Mais les nouveaux modèles de langage préentrainés comme GPT-3, Turing NLP, MT-NLG, Wu Dao etc. ont moins de deux ans ! La recherche sur les applications de ces modèles ne fait que commencer. Et les modèles spécialisés dans les tâches d' »ad hoc retrieval » (un terme de jargon scientifique pour indiquer une recherche dans un moteur comme Google et Bing) sont encore dans les labos.
A la vitesse où vont les choses, il est possible que l’on voit apparaître un algo beaucoup, beaucoup plus doué dans la découverte des pages pertinentes en quelques années seulement.
Pas sûr que toutes les recettes de cuisine pour optimiser les sites pour le SEO marchent encore avec ce type d’algos… Déjà, elles ont pris du plomb dans l’aile ces dernières années.

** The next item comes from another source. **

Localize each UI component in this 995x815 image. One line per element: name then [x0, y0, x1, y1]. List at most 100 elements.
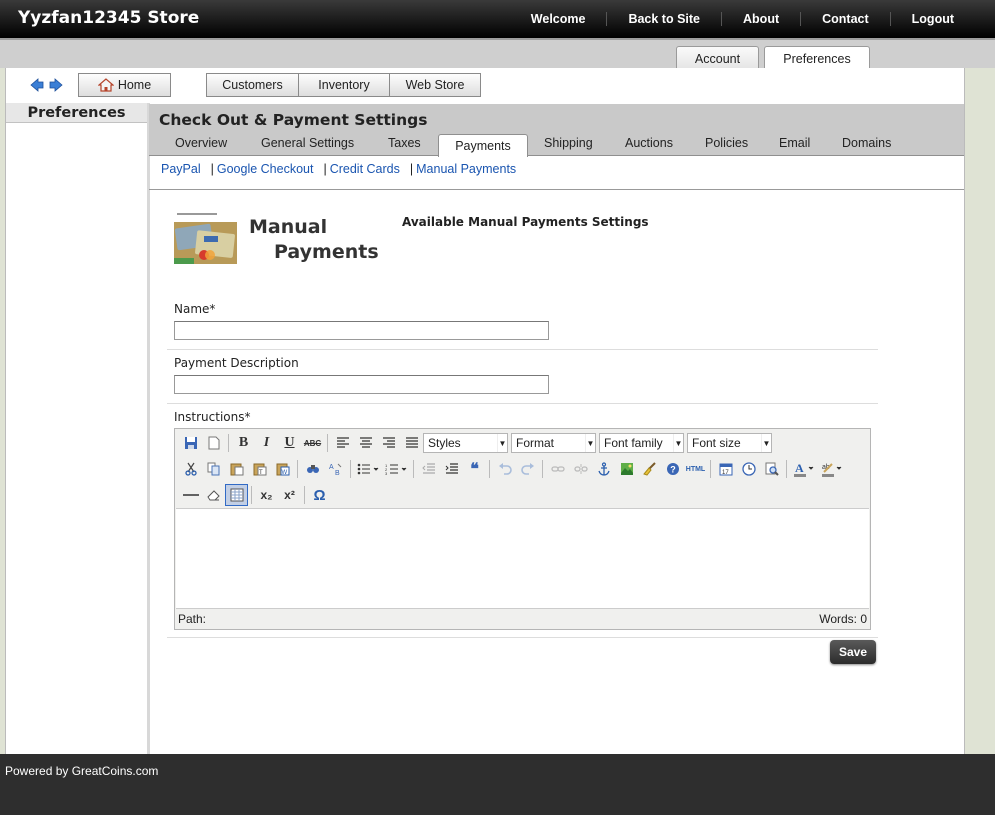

Pour cette raison, chez Neper, nous étudions déjà dans les Neperian Labs les modèles de langage préentrainés. Cela nous permettra d’adapter en temps utile nos méthodologies, mais aussi de proposer de nouveaux outils embarquant ces nouvelles technologies pour différents usages sur le web.
L’évolution de l’algorithme dans les années à venir risque bien de se révéler passionnante.